O dia em que a Legião Urbana “invadiu” o Circo Troca de Segredos, em Salvador

Legião Urbana

Era a última segunda-feira do mês de novembro de 1985, eu estava na redação do então Correio da Bahia, na Av. Paralela quando, de repente, o telefone toca. É seu Osmar (nessa época pouca gente me chamava de Marrom). Eu respondi que sim. Era o porteiro do Circo Troca de Segredos, localizado na Ondina, querendo saber quando eu iria colocar à venda os ingressos para o show da Legião Urbana que iria se apresentar lá na sexta-feira seguinte. A banda formada por  Renato Russo, Renato Negrete (ambos já falecidos), Dado Villa Lobos e Marcelo Bonfá se apresentaria pela primeira vez na capital baiana, embalada pelo sucesso da música Será.

Imediatamente liguei para a produtora Nena Barbosa que tinha me chamado para fazer a produção desse show; peguei meu carro e fui direto para meu apartamento no Rio Vermelho pegar os ingressos. De lá fui para o circo. Quando cheguei, em menos de uma hora, já tinham sido vendidos cerca de mil convites. O espaço cabia no máximo 3  mil pessoas. 

Com essa demanda resolvemos abrir a bilheteria diariamente. Quando chegou no dia do show em 1º de dezembro de 1985 não tinha mais um ingresso disponível. Na hora do show, o circo abarrotado. Mais de duas mil pessoas do lado de fora implorando por um ingresso. Era humanamente impossível.

O público estava impaciente e queria entrar de qualquer maneira. Tivemos que reforçar a segurança pois estávamos com todo o dinheiro na bilheteria porque teria que prestar conta à produção da banda que viajaria no dia seguinte, não hesitei. Chamei Sidney que estava me ajudando na bilheteria, recolhemos o dinheiro numa sacola e fomos para o hotel porque estávamos mais seguros.

Passamos a maior parte da noite contando os ingressos depositados na urna separando as notas e arrumando em maços para fazer a entrega – nessa época não tinha essas modernidades de pagamentos eletrônicos e afins. Tudo resolvido deixamos no quarto do hotel e voltamos para o show. Ainda pegamos uma boa parte. Foi lindo. A plateia quente, generosa, cantava todas as músicas do disco e Renato Russo e trupe pareciam felizes. No dia seguinte era o comentário na cidade. E o Legião voltou muitas vezes aqui já em esquema mega se apresentando em grandes espaços para 10 mil pessoas.

Foto: Acervo Pessoal

Mas essa apresentação em Salvador tem outra história. Antes da produção ir parar nas mãos de Nena Barbosa, esse show foi oferecido a vários produtores locais que não botaram fé. Até que o staff da Legião, que queria de qualquer maneira se apresentar aqui, combinou que a produção local teria apenas que marcar a data no circo, reservar o hotel e o som. Todas as despesas seriam deles. E caso desse lucro os produtores locais ganhariam um percentual. Se desse prejuízo a produção estava isenta. Foi aí que Nena topou e me chamou. Só tínhamos conhecimento e prestígio. Dinheiro nenhum. Aceitamos o desafio e no outro dia também sorrimos bastante com o sucesso.

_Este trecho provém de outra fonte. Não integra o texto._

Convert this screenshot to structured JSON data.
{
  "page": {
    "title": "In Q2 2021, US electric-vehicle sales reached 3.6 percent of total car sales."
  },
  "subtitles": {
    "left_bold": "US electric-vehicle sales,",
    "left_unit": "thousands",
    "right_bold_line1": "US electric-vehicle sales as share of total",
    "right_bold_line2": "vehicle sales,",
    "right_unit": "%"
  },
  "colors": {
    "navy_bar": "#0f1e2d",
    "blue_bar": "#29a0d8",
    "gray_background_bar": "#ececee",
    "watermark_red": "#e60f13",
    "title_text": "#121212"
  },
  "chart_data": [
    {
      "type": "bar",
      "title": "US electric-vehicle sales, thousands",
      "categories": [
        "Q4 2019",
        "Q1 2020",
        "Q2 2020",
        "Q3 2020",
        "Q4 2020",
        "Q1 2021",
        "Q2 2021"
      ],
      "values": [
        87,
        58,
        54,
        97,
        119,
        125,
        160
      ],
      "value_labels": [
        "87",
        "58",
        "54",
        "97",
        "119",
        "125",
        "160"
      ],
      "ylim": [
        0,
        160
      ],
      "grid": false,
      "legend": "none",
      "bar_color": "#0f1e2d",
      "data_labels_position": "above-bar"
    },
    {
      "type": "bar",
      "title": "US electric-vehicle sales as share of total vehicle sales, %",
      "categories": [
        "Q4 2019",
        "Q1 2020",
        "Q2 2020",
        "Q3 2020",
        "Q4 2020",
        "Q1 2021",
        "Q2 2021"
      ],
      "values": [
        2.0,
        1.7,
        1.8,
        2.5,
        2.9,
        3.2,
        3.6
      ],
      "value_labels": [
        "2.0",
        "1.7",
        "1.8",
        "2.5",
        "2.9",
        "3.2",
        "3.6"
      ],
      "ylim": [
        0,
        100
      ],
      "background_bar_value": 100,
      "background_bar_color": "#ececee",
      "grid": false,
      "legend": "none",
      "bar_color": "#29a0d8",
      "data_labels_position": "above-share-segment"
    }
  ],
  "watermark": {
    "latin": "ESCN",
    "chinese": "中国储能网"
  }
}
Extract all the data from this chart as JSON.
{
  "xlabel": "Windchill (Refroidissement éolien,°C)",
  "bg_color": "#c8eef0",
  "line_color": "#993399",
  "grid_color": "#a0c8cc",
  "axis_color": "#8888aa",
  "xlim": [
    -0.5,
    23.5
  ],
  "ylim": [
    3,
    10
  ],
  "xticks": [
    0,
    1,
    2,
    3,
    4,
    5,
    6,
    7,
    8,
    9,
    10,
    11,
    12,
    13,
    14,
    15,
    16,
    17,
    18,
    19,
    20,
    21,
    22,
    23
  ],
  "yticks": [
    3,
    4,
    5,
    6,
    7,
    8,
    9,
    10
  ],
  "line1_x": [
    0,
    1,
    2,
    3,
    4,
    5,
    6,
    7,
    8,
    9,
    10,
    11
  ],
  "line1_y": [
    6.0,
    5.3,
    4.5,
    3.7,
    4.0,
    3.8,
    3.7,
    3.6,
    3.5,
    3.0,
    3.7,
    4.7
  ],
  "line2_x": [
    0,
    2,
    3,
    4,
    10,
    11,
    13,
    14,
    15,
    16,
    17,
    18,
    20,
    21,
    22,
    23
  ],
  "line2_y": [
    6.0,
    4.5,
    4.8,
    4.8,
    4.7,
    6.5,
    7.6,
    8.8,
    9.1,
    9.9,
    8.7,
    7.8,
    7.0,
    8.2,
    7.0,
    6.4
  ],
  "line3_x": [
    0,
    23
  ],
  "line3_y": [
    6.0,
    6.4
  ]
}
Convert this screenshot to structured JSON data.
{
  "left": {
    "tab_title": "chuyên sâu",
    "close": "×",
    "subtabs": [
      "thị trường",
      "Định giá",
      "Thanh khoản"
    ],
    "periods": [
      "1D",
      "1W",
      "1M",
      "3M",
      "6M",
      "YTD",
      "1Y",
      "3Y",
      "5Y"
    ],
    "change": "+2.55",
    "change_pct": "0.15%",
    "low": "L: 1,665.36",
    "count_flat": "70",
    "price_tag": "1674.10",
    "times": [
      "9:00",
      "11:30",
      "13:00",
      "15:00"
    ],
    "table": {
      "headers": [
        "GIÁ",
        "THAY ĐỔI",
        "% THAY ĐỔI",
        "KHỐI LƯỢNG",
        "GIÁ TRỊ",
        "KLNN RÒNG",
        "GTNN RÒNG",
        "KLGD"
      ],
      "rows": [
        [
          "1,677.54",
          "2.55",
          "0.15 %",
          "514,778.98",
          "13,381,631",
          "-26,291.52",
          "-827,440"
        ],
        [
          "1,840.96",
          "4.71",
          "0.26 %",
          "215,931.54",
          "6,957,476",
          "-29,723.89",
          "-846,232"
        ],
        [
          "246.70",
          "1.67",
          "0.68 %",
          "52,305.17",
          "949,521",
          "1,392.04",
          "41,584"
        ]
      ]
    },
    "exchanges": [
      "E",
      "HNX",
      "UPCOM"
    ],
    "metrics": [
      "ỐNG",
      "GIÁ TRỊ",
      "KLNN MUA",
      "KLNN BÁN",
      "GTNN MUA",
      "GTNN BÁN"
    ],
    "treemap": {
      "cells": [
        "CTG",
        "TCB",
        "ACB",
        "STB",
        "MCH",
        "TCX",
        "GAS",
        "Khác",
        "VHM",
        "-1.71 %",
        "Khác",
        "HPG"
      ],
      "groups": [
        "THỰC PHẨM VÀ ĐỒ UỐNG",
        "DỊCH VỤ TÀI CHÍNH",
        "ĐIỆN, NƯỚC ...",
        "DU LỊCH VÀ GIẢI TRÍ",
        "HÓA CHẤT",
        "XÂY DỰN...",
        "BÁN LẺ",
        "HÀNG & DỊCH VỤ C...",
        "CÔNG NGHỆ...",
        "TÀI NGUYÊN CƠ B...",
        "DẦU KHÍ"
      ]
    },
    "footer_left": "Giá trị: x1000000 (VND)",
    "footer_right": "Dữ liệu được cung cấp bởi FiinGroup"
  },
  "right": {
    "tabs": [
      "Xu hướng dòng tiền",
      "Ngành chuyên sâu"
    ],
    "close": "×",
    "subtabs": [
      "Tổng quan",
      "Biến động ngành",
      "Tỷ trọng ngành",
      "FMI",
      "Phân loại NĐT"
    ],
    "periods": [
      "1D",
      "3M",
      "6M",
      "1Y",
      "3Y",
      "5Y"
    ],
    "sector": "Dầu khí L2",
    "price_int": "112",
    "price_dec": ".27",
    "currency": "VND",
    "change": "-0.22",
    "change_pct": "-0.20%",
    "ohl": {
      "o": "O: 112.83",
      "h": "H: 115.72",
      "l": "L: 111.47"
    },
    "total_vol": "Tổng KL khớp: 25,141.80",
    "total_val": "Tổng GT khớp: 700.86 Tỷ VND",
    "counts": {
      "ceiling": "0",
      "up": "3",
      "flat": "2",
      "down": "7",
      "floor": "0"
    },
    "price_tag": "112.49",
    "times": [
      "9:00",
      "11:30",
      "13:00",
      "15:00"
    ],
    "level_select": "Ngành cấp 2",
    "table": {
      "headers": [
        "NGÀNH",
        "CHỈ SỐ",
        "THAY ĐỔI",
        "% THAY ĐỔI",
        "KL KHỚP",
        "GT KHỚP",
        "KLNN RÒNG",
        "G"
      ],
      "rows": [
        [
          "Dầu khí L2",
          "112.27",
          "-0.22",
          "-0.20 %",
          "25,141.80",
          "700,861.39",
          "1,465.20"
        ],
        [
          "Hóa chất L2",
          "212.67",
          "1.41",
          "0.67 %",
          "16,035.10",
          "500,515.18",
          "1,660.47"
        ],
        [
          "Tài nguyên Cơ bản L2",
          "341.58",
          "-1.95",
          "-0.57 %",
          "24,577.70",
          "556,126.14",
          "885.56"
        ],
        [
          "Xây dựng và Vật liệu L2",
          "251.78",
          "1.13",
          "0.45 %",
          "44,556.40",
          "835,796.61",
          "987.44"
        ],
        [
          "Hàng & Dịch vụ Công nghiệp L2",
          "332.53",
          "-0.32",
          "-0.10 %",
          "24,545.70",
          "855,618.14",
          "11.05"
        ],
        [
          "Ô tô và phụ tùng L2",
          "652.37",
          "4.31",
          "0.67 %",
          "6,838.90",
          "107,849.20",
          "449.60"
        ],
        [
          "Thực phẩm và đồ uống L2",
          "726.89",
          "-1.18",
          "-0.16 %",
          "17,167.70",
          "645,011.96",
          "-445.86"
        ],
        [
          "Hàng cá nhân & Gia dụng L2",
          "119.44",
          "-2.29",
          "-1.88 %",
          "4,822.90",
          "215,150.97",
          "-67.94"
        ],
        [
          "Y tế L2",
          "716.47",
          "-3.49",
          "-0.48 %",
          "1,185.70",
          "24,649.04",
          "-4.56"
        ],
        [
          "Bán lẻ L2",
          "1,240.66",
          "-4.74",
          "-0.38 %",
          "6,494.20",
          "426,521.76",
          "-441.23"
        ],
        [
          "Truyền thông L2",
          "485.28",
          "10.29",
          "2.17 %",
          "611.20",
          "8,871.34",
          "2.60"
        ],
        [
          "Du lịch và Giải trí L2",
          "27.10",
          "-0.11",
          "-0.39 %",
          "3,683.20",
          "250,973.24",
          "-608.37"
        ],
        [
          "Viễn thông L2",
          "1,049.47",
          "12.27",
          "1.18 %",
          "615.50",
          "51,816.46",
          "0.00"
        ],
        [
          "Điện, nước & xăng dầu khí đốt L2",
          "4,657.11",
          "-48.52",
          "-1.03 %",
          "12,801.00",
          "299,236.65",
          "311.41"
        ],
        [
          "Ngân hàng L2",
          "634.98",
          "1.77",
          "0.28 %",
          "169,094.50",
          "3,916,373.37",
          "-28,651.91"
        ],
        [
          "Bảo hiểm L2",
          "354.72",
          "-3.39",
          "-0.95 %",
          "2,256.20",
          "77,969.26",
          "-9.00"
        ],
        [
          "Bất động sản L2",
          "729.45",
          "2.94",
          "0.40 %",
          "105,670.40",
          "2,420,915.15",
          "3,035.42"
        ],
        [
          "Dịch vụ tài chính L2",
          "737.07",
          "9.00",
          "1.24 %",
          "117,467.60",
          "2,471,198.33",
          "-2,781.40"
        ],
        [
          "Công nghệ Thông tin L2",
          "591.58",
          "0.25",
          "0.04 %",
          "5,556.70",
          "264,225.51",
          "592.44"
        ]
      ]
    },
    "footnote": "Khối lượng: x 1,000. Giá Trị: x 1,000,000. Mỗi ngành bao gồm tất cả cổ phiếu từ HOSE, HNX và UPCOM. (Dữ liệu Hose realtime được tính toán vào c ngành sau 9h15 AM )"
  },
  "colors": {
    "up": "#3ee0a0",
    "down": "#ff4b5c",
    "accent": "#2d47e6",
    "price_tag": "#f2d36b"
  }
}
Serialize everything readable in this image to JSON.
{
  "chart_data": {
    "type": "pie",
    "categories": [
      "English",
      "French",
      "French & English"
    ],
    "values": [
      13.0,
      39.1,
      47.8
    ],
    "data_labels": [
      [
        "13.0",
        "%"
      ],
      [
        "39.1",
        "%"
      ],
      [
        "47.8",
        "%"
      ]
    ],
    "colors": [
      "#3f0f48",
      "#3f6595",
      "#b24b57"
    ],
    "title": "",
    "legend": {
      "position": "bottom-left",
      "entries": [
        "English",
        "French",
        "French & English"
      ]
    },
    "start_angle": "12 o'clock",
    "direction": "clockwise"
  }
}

Já conhecido por seu jeito reservado, nosso contato com Renato Russo foi bem formal. Fomos buscar a banda no aeroporto. Levamos ao hotel, acertamos a logística de passar o som, marcar horário do carro pegá-los e levá-los ao circo. Enfim, tudo profissional. Até porque não tínhamos intimidade com ele e foi mais prudente cada qual ficar no seu quadrado. Assim foi feito, deu tudo certo fizemos nossa parte da melhor maneira possível.

O Circo Troca de Segredo foi um marco na cultura baiana nos anos 1980. Um espaço onde se apresentaram grandes artistas da música brasileira. Alguns já consagrados. Outros começando. Foi um sonho que surgiu no Verão de 1983 e durou cinco anos, tocado por Paulo Conde, Caco Monteiro, João Elias e Tereza Oliveira. Caetano Veloso fez o show inaugura com voz e violão e depois dai passaram Eduardo Dusek, Ira, Plebe Rude, Lobão e os Ronaldos, Titãs, Barão Vermelho, Luiz Caldas, Margareth Menezes.

Aliás Margareth é um capítulo à parte nessa história do circo. Ela além de se apresentar no espaço, durante um bom tempo se juntou à trupe dos organizadores e trabalhou muito com a galera. Tanto como atriz como na produção. Ou seja, Maga já se virava desde aquela época. Para quem não viu o circo, ele ficava armado onde hoje tem um pequeno campo atrás de uma lanchonete que fica aberta 24 horas bem próximo do Ondina Apart Hotel.